Le phénomène de l’insécurité qui aujourd’hui, selon plus d’un, porte l’empreinte du pouvoir PHTK, inquiète divers secteurs de la vie nationale.

C’est en ce sens qu’à l’appel du Collectif 4 Décembre, plusieurs centaines de protestataires issus d’horizons divers ont foulé le macadam pour dénoncer la recrudescence de l’insécurité et les enlèvements en série enregistrés ces derniers jours.

Un groupe de personnes parti du Champ-de-mars s’est fusionné avec un autre venu du Carrefour de l’aéroport, longeant la route de Nazon, sillonnant diverses rues de la Capitale, dont Lalue, Chemin des Dalles et l’Avenue Charles Sumner, pour atteindre la destination finale: les abords du Ministère de la Justice et de la Sécurité Publique.

Les organisateurs de cette marche, Jean Robert Argant, coordonnateur du Collectif du 4 Décembre et le dirigeant de l’AUMOHD, Me Evel Fanfan, demandent aux autorités concernées de prendre leurs responsabilités en vue de ramener la paix sur le territoire.

Pour leur part, le professeur Josué Merielien, Jean Roody St-Juste et Etzer Jean Louis fustigent le comportement indifférent des dirigeants.

‘’Jovenel Moïse n’a ni la compétence ni la crédibilité pour mener la barque nationale ‘’, ont déclaré ces derniers.

Cette marche, à l’origine pacifique, a failli se transformer en manifestation antigouvernementale, car sur leur parcours beaucoup de protestataires ont exigé la démission de l’occupant du Palais national.
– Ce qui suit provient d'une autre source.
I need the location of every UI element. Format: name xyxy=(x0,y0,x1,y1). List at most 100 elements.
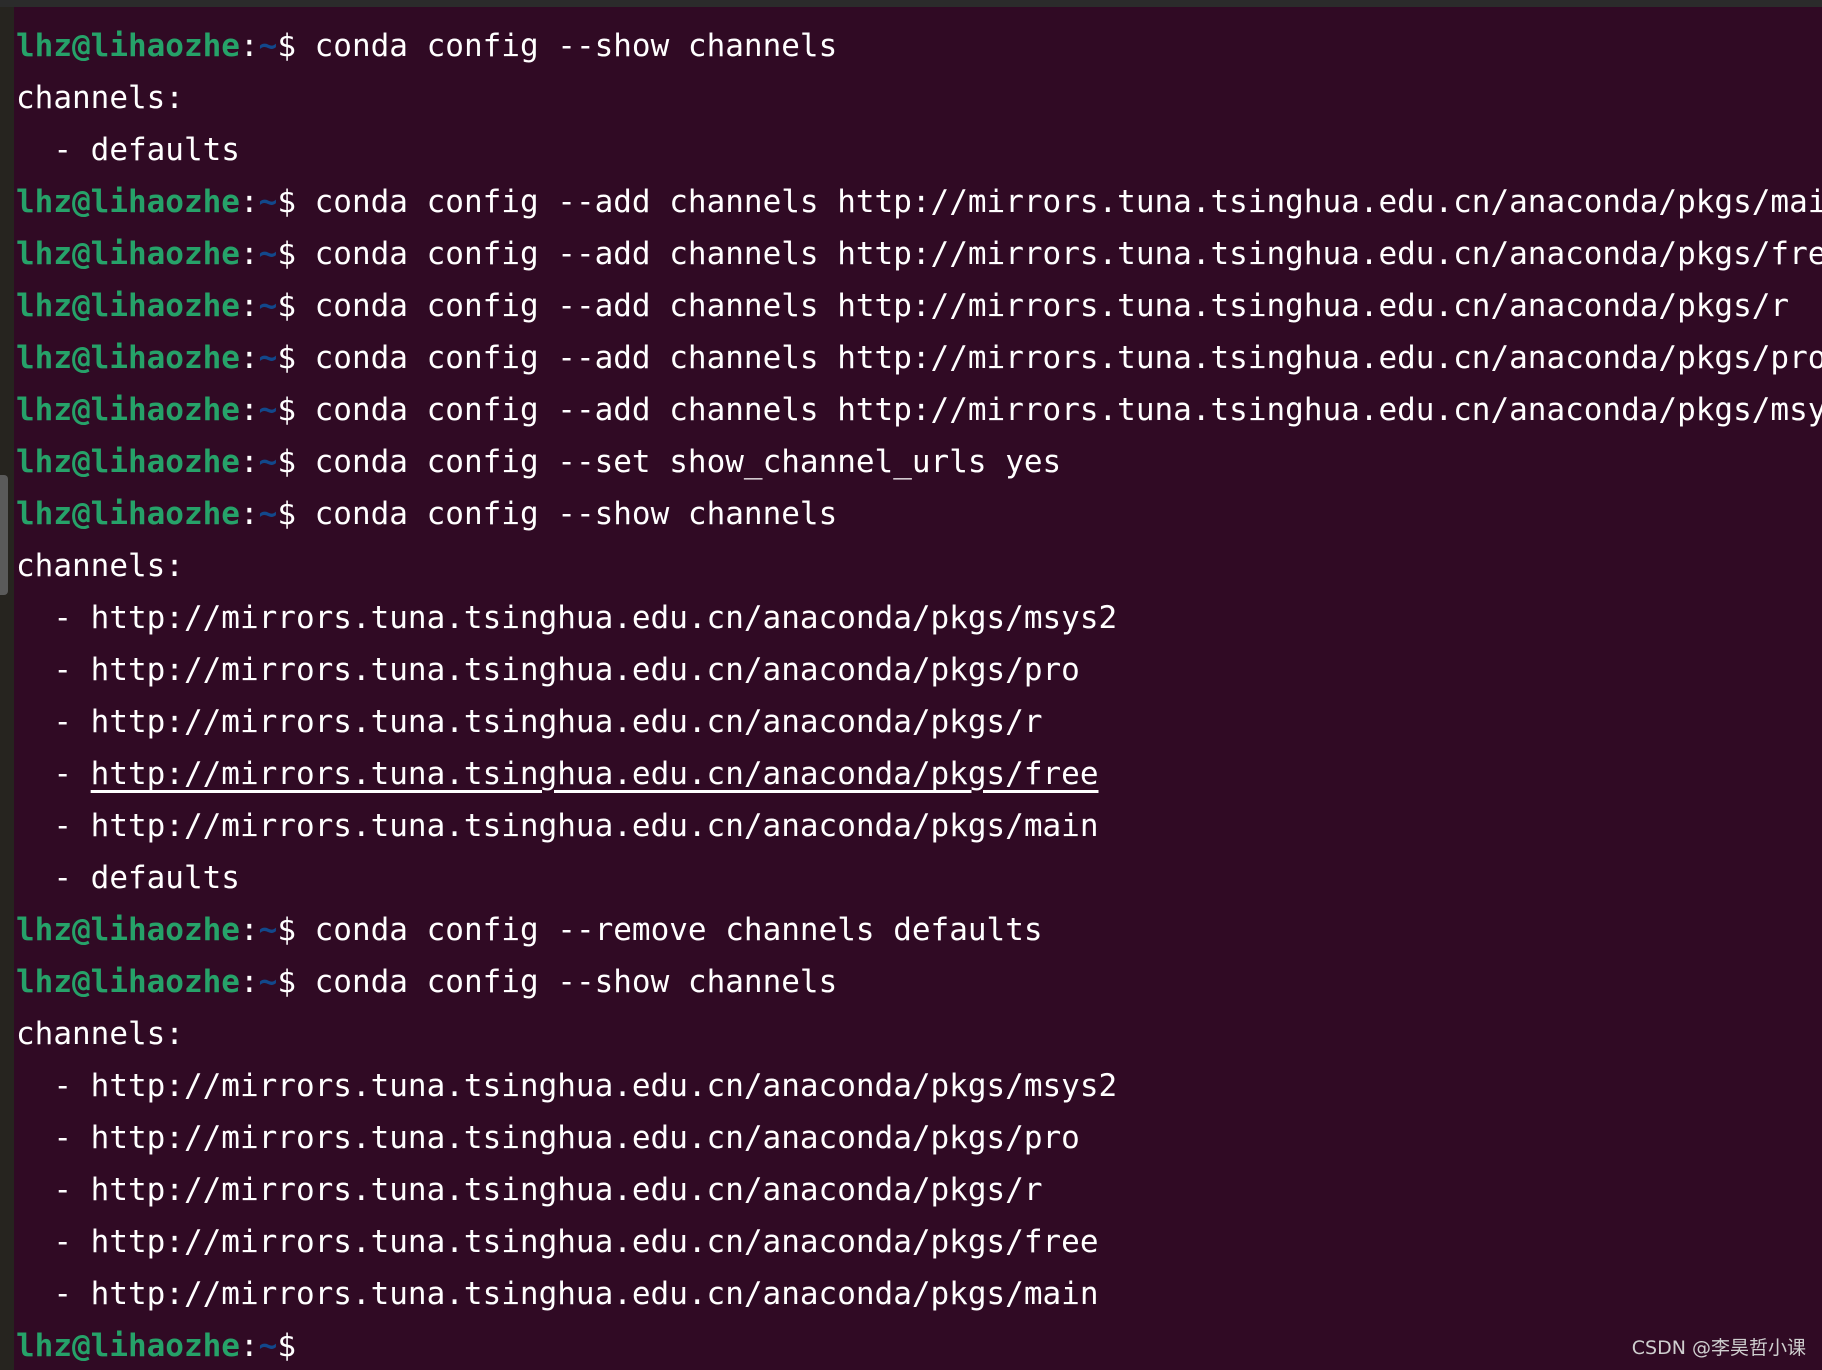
command-text: conda config --add channels http://mirro… xyxy=(295,184,1822,220)
output-line: channels: xyxy=(16,540,1816,592)
prompt-colon: : xyxy=(239,912,259,948)
prompt-line: lhz@lihaozhe:~$ xyxy=(16,1320,1816,1370)
prompt-path: ~ xyxy=(258,444,278,480)
prompt-line: lhz@lihaozhe:~$ conda config --remove ch… xyxy=(16,904,1816,956)
terminal-output[interactable]: lhz@lihaozhe:~$ conda config --show chan… xyxy=(16,20,1822,1370)
prompt-colon: : xyxy=(239,236,259,272)
channel-link[interactable]: http://mirrors.tuna.tsinghua.edu.cn/anac… xyxy=(91,756,1099,792)
prompt-line: lhz@lihaozhe:~$ conda config --add chann… xyxy=(16,176,1822,228)
prompt-symbol: $ xyxy=(277,444,296,480)
command-text: conda config --add channels http://mirro… xyxy=(295,392,1822,428)
command-text: conda config --set show_channel_urls yes xyxy=(295,444,1062,480)
output-text: - http://mirrors.tuna.tsinghua.edu.cn/an… xyxy=(16,704,1043,740)
window-top-edge xyxy=(0,0,1822,7)
prompt-path: ~ xyxy=(258,496,278,532)
prompt-user-host: lhz@lihaozhe xyxy=(16,28,240,64)
prompt-symbol: $ xyxy=(277,184,296,220)
output-line: - defaults xyxy=(16,852,1816,904)
prompt-symbol: $ xyxy=(277,28,296,64)
prompt-user-host: lhz@lihaozhe xyxy=(16,496,240,532)
output-text: - http://mirrors.tuna.tsinghua.edu.cn/an… xyxy=(16,600,1118,636)
prompt-path: ~ xyxy=(258,964,278,1000)
prompt-line: lhz@lihaozhe:~$ conda config --set show_… xyxy=(16,436,1816,488)
prompt-line: lhz@lihaozhe:~$ conda config --add chann… xyxy=(16,280,1816,332)
output-text: channels: xyxy=(16,548,184,584)
prompt-user-host: lhz@lihaozhe xyxy=(16,444,240,480)
output-text: - http://mirrors.tuna.tsinghua.edu.cn/an… xyxy=(16,1276,1099,1312)
command-text: conda config --remove channels defaults xyxy=(295,912,1043,948)
prompt-path: ~ xyxy=(258,392,278,428)
command-text: conda config --add channels http://mirro… xyxy=(295,236,1822,272)
side-handle xyxy=(0,475,8,595)
output-prefix: - xyxy=(16,756,91,792)
prompt-user-host: lhz@lihaozhe xyxy=(16,1328,240,1364)
prompt-colon: : xyxy=(239,184,259,220)
prompt-symbol: $ xyxy=(277,1328,296,1364)
prompt-user-host: lhz@lihaozhe xyxy=(16,236,240,272)
prompt-path: ~ xyxy=(258,912,278,948)
prompt-symbol: $ xyxy=(277,340,296,376)
output-text: channels: xyxy=(16,1016,184,1052)
prompt-colon: : xyxy=(239,340,259,376)
prompt-symbol: $ xyxy=(277,496,296,532)
command-text: conda config --add channels http://mirro… xyxy=(295,288,1790,324)
prompt-line: lhz@lihaozhe:~$ conda config --show chan… xyxy=(16,956,1816,1008)
output-line: - http://mirrors.tuna.tsinghua.edu.cn/an… xyxy=(16,1268,1816,1320)
prompt-path: ~ xyxy=(258,340,278,376)
prompt-colon: : xyxy=(239,288,259,324)
output-line: - http://mirrors.tuna.tsinghua.edu.cn/an… xyxy=(16,748,1816,800)
output-line: - defaults xyxy=(16,124,1816,176)
prompt-symbol: $ xyxy=(277,964,296,1000)
output-text: - defaults xyxy=(16,860,240,896)
prompt-path: ~ xyxy=(258,1328,278,1364)
prompt-path: ~ xyxy=(258,28,278,64)
prompt-user-host: lhz@lihaozhe xyxy=(16,184,240,220)
terminal-window[interactable]: lhz@lihaozhe:~$ conda config --show chan… xyxy=(0,0,1822,1370)
prompt-line: lhz@lihaozhe:~$ conda config --add chann… xyxy=(16,228,1822,280)
output-text: - defaults xyxy=(16,132,240,168)
prompt-colon: : xyxy=(239,496,259,532)
output-line: - http://mirrors.tuna.tsinghua.edu.cn/an… xyxy=(16,1216,1816,1268)
output-text: - http://mirrors.tuna.tsinghua.edu.cn/an… xyxy=(16,652,1080,688)
watermark: CSDN @李昊哲小课 xyxy=(1631,1337,1806,1359)
prompt-colon: : xyxy=(239,28,259,64)
command-text: conda config --add channels http://mirro… xyxy=(295,340,1822,376)
prompt-user-host: lhz@lihaozhe xyxy=(16,392,240,428)
prompt-user-host: lhz@lihaozhe xyxy=(16,288,240,324)
prompt-user-host: lhz@lihaozhe xyxy=(16,912,240,948)
output-line: - http://mirrors.tuna.tsinghua.edu.cn/an… xyxy=(16,1164,1816,1216)
desktop-left-edge xyxy=(0,7,14,1370)
prompt-symbol: $ xyxy=(277,392,296,428)
output-line: channels: xyxy=(16,1008,1816,1060)
prompt-colon: : xyxy=(239,1328,259,1364)
output-line: - http://mirrors.tuna.tsinghua.edu.cn/an… xyxy=(16,592,1816,644)
prompt-symbol: $ xyxy=(277,912,296,948)
output-line: - http://mirrors.tuna.tsinghua.edu.cn/an… xyxy=(16,800,1816,852)
prompt-path: ~ xyxy=(258,236,278,272)
prompt-colon: : xyxy=(239,444,259,480)
output-line: - http://mirrors.tuna.tsinghua.edu.cn/an… xyxy=(16,1112,1816,1164)
output-text: channels: xyxy=(16,80,184,116)
prompt-line: lhz@lihaozhe:~$ conda config --show chan… xyxy=(16,20,1816,72)
prompt-symbol: $ xyxy=(277,288,296,324)
command-text: conda config --show channels xyxy=(295,28,838,64)
output-text: - http://mirrors.tuna.tsinghua.edu.cn/an… xyxy=(16,1068,1118,1104)
prompt-colon: : xyxy=(239,392,259,428)
prompt-line: lhz@lihaozhe:~$ conda config --add chann… xyxy=(16,332,1822,384)
prompt-symbol: $ xyxy=(277,236,296,272)
command-text: conda config --show channels xyxy=(295,496,838,532)
output-line: - http://mirrors.tuna.tsinghua.edu.cn/an… xyxy=(16,696,1816,748)
prompt-path: ~ xyxy=(258,184,278,220)
output-text: - http://mirrors.tuna.tsinghua.edu.cn/an… xyxy=(16,808,1099,844)
command-text: conda config --show channels xyxy=(295,964,838,1000)
output-line: - http://mirrors.tuna.tsinghua.edu.cn/an… xyxy=(16,1060,1816,1112)
prompt-line: lhz@lihaozhe:~$ conda config --add chann… xyxy=(16,384,1822,436)
output-text: - http://mirrors.tuna.tsinghua.edu.cn/an… xyxy=(16,1172,1043,1208)
prompt-path: ~ xyxy=(258,288,278,324)
output-line: channels: xyxy=(16,72,1816,124)
output-text: - http://mirrors.tuna.tsinghua.edu.cn/an… xyxy=(16,1120,1080,1156)
prompt-line: lhz@lihaozhe:~$ conda config --show chan… xyxy=(16,488,1816,540)
prompt-colon: : xyxy=(239,964,259,1000)
output-line: - http://mirrors.tuna.tsinghua.edu.cn/an… xyxy=(16,644,1816,696)
prompt-user-host: lhz@lihaozhe xyxy=(16,340,240,376)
Il ont qualifié de diversion la recrudescence de l’insécurité dans le pays.

Tout au long de la marche, des protestataires ont érigé des barricades de pneus enflammés. Au moins 2 pare-brises de véhicules affectés au Service d’État ont été cassés. La police a fait usage de gaz lacrymogènes pour disperser un groupe de gens qui avait voulu modifier le parcours.

Comme prévu, à la fin de la marche les organisateurs ont remis une correspondance au Ministère de la Justice et de la Sécurité Publique.